Onsite Machine Learning Interview: Multi-topic Questions
Answer all sections. Be precise and compare alternatives where asked. Favor concrete mechanisms over buzzwords.
1) XGBoost Parallelism and Distributed Training
Explain how XGBoost achieves parallel computation during training.
-
Compare feature-parallel vs data-parallel (histogram-based) approaches.
-
Discuss distributed training across machines (communication pattern, what is aggregated, how splits are found).
-
Outline trade-offs in memory, speed, and accuracy (e.g., effect of binning, sparsity, and histogram subtraction).
2) Layer Normalization in Transformers
Explain layer normalization in Transformers.
-
Where it is applied: pre-norm vs post-norm architectures.
-
Mathematical formulation of LayerNorm.
-
Why it stabilizes training and its effect on gradient flow and depth.
3) Designing a Multimodal Text–Image Model
Design a multimodal neural network that fuses text and images.
-
Describe early, late, and cross-attention fusion strategies (architectural sketches, when to use each).
-
How to align modalities (shared embedding spaces, contrastive pretraining, token alignment) and handle missing modalities at inference.
-
Choose appropriate loss functions per task and evaluation metrics.

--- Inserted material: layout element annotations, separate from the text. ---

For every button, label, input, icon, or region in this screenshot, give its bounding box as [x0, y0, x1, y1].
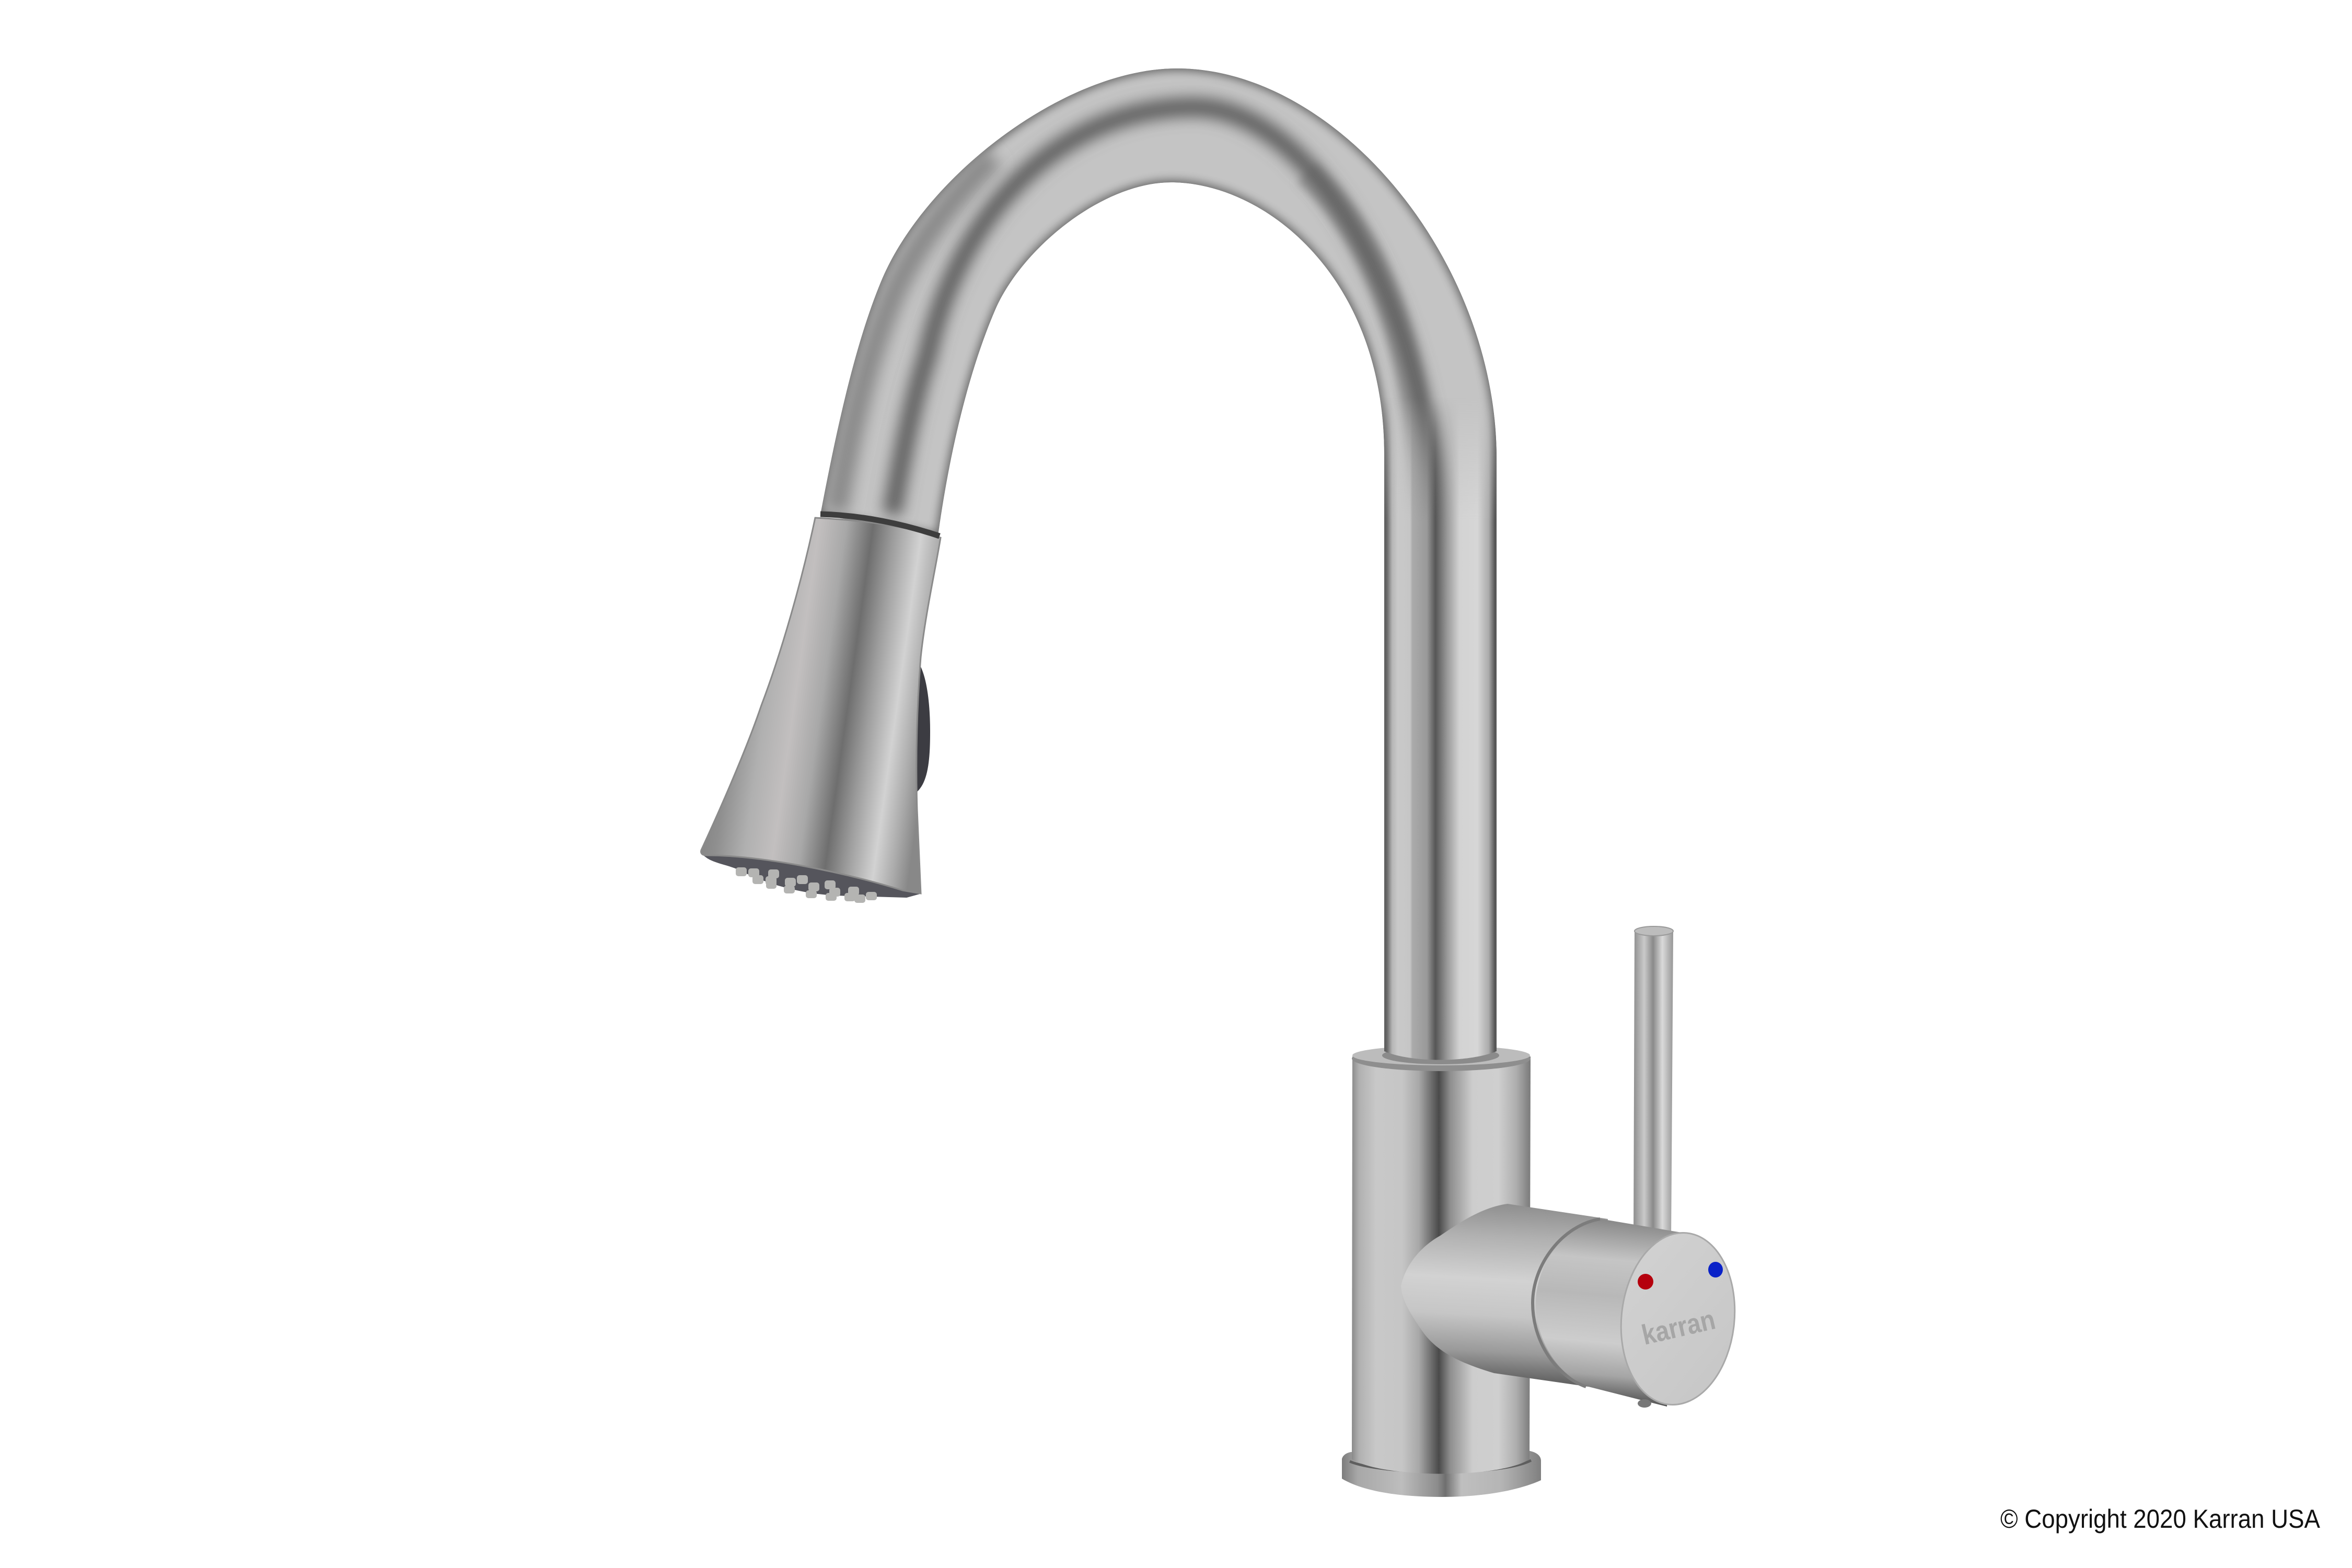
hot indicator	[1638, 1274, 1653, 1290]
nub under cap	[1638, 1399, 1651, 1408]
dark reflection band	[892, 107, 1435, 529]
stepped mid-grey band on right side	[1306, 172, 1422, 529]
end disc	[1613, 1227, 1743, 1410]
gooseneck spout	[820, 68, 1526, 1060]
darker outer-left shading	[836, 157, 993, 512]
cylinder top rim	[1352, 1046, 1531, 1071]
cap seam	[1533, 1219, 1600, 1387]
logo: karran	[1639, 1304, 1718, 1351]
cap cylinder	[1536, 1219, 1682, 1407]
faucet base body	[1342, 1046, 1541, 1497]
spray head	[701, 514, 941, 903]
product image: faucet and copyright	[700, 68, 2320, 1533]
cold indicator	[1708, 1262, 1723, 1277]
neck collar	[1382, 1047, 1499, 1064]
pull-out trigger button	[916, 661, 930, 793]
nozzle face	[701, 853, 922, 903]
seam between spout and head	[820, 514, 940, 536]
lever handle rod	[1633, 926, 1673, 1239]
cylinder	[1352, 1056, 1531, 1474]
copyright notice: © Copyright 2020 Karran USA	[2000, 1504, 2321, 1534]
handle cap	[1533, 1219, 1743, 1410]
faucet	[701, 68, 1743, 1497]
lower straight neck	[1384, 522, 1497, 1060]
valve arm	[1401, 1204, 1608, 1387]
fade into straight neck shading	[1383, 410, 1497, 522]
head body	[701, 518, 941, 893]
mounting flange	[1342, 1451, 1541, 1497]
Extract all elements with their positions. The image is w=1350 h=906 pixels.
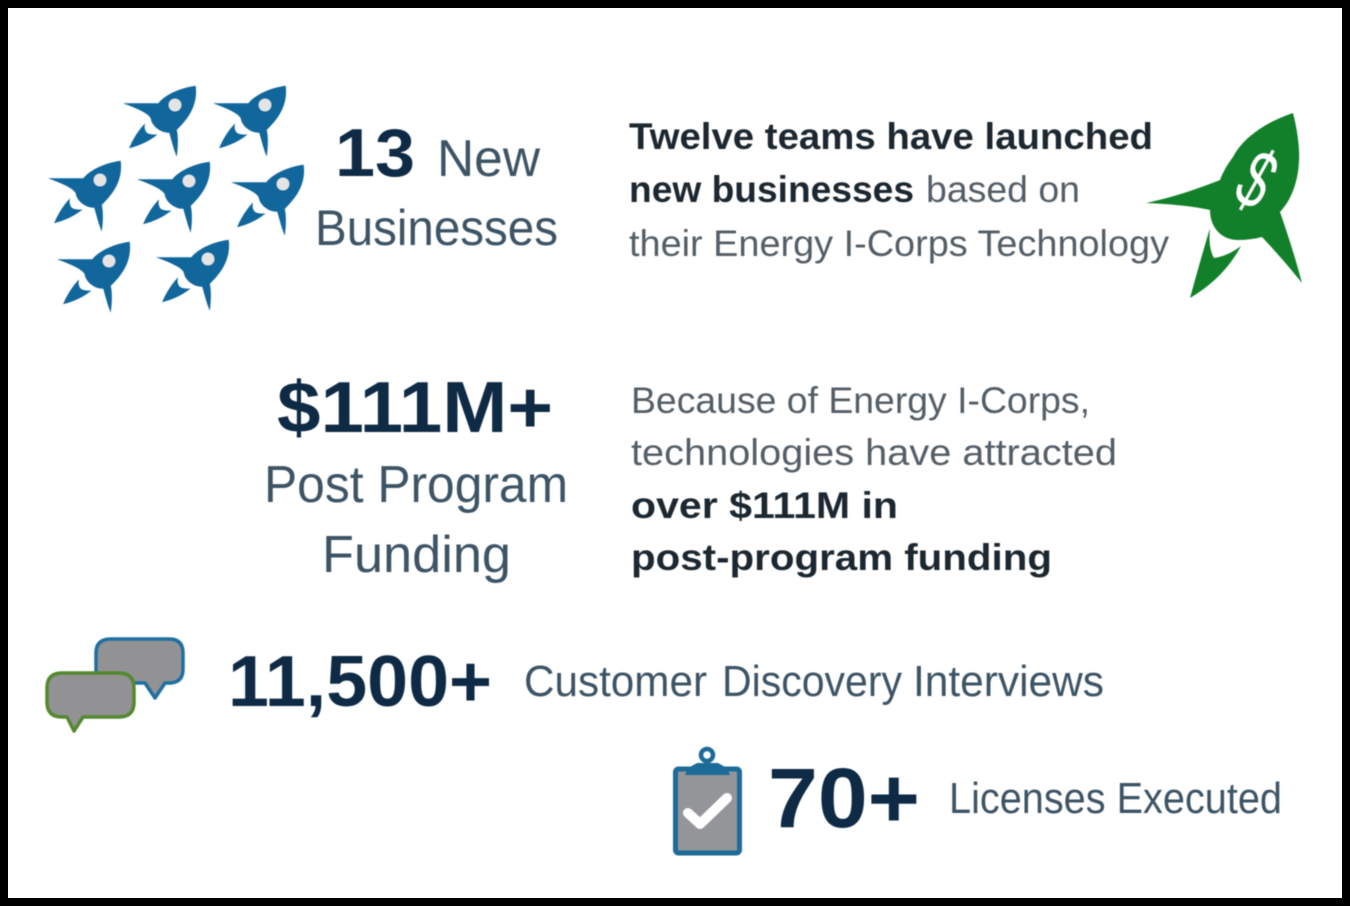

4) Collaborative Filtering
Explain collaborative filtering approaches.
-
User-based vs item-based CF (similarities, neighborhoods, scalability).
-
Matrix factorization for implicit feedback, including regularization.
-
Cold-start mitigation strategies.
-
Scaling to sparse, large datasets.
5) Multi-Armed Bandits
Discuss multi-armed bandits.
-
Define regret.
-
Compare epsilon-greedy, UCB, and Thompson sampling.
-
Address non-stationary and contextual settings.
-
Describe offline policy evaluation and safe deployment practices.
6) Logistic Regression
For logistic regression:
-
Derive the log-likelihood and gradients.
-
Compare L1 vs L2 regularization.
-
Interpret coefficients as odds ratios.
-
Handle class imbalance and calibration.
-
Choose decision thresholds under class imbalance/costs.